Steigende Nachfrage trifft auf knappes Angebot

Dieser gewaltige Zuwachs hat Auswirkungen auf den Wohnungsmarkt. Einer steigenden Nachfrage steht ein in nicht gleichem Umfang steigendes Angebot gegenüber. Die Konsequenz in einer Marktwirtschaft ist klar: Mieten und Immobilienpreise steigen. Und das kontinuierlich von Jahr zu Jahr. Das ist in Frankfurt zwar noch nicht flächendeckend der Fall, aber in den stark nachgefragten Stadtvierteln gibt es spürbare Verdrängungseffekte. Die Folgen sind, dass Menschen sich entweder ihre Mietwohnung nicht mehr leisten können oder stärker auf Sozialleistungen wie Wohngeld angewiesen sind.

Aber wie groß ist der Druck wirklich? Eine einfache Kenngröße ist die Zahl der Wohnungen, die auf die Zahl der Haushalte kommt. Von einem ausgeglichenen, entspannten Wohnungsmarkt kann man sprechen, wenn auf 100 Haushalte 103 Wohnungen kommen. Dann existiert eine sogenannte Fluktuationsreserve.
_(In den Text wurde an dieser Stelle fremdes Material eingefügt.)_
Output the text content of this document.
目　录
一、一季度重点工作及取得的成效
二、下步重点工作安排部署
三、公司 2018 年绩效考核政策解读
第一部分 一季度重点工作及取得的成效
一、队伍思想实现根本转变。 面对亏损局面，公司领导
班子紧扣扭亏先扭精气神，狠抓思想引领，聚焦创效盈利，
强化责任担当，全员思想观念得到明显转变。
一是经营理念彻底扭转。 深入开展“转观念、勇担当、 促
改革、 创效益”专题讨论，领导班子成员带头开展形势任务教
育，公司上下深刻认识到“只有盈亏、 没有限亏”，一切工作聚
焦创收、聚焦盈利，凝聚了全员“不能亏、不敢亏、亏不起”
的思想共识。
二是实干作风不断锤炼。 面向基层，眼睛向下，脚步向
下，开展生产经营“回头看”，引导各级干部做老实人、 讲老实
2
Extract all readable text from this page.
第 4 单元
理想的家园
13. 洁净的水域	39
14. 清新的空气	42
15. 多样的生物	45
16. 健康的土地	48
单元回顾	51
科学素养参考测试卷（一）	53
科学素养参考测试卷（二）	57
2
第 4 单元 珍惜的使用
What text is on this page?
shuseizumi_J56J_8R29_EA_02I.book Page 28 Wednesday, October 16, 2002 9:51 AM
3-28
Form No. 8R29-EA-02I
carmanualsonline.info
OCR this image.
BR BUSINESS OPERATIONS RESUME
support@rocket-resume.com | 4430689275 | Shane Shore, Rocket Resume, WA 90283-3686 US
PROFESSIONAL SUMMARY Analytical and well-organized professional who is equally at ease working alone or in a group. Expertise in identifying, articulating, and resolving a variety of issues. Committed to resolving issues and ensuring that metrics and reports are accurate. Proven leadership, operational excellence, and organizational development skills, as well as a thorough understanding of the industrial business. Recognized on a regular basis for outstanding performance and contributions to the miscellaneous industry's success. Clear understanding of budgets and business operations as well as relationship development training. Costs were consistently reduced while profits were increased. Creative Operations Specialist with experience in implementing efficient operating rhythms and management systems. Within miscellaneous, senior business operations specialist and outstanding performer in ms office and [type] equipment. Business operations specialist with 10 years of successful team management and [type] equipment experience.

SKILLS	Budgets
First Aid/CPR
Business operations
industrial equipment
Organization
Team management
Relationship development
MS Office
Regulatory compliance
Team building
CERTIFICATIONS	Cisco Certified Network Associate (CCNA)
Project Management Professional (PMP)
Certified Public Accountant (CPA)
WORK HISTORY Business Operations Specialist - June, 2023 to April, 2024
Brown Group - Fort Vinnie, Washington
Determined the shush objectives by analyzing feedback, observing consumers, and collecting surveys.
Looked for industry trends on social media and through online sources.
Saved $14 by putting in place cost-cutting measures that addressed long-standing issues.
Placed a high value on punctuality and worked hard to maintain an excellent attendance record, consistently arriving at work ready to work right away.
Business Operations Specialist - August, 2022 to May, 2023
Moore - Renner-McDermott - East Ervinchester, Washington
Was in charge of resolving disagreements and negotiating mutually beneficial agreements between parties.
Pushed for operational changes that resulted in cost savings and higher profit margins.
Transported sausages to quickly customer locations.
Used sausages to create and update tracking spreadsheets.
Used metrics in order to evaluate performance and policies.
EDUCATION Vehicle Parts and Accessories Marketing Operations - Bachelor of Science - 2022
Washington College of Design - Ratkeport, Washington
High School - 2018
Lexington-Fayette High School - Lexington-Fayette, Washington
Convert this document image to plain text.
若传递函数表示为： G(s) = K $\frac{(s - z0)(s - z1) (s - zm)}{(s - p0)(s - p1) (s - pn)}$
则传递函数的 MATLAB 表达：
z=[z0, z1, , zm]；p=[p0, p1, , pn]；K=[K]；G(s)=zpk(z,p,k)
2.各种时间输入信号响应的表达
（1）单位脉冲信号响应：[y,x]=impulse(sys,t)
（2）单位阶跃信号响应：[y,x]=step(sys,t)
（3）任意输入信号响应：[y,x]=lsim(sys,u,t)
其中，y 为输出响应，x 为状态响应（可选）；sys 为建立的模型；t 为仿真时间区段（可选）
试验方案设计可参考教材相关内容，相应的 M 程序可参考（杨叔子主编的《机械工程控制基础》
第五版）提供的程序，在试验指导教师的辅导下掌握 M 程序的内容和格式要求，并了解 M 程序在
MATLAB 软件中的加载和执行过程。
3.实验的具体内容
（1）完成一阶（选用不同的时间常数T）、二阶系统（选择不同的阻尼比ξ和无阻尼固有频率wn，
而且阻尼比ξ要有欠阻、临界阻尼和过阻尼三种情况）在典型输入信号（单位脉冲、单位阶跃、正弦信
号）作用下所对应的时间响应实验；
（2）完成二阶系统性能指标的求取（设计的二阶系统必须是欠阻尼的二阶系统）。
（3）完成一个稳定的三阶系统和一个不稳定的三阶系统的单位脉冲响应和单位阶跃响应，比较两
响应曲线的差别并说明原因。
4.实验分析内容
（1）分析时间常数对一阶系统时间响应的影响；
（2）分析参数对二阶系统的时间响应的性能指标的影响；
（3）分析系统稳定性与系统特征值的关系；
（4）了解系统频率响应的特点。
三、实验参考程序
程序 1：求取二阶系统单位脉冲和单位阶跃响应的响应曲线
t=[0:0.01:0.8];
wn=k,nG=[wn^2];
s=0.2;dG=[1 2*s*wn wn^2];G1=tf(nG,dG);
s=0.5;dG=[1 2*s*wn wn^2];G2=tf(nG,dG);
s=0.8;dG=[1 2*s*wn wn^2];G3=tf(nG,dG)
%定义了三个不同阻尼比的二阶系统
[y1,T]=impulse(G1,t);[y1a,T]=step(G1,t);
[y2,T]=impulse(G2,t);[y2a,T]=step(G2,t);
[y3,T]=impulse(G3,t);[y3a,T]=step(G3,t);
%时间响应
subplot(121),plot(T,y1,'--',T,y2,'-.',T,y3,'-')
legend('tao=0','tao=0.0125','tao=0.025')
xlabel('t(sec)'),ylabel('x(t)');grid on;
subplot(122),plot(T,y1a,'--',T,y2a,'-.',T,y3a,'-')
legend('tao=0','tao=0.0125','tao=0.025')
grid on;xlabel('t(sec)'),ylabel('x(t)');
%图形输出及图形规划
In Frankfurt kamen 2012 auf 100 Haushalte aber nur 95 Wohnungen - Tendenz fallend. Das heißt, Frankfurt hat einen angespannten Wohnungsmarkt und die Schere geht weiter auseinander. Wollte man diese Schere schließen, also auf 103 Wohnungen pro 100 Haushalte kommen, so bedürfte es 30 000 zusätzlicher Wohnungen. Aber einen solchen entspannten Wohnungsmarkt gibt es in keiner wachsenden Großstadt und er wird auch nicht zu erreichen sein. Also hilft diese theoretische Betrachtung nur sehr bedingt weiter.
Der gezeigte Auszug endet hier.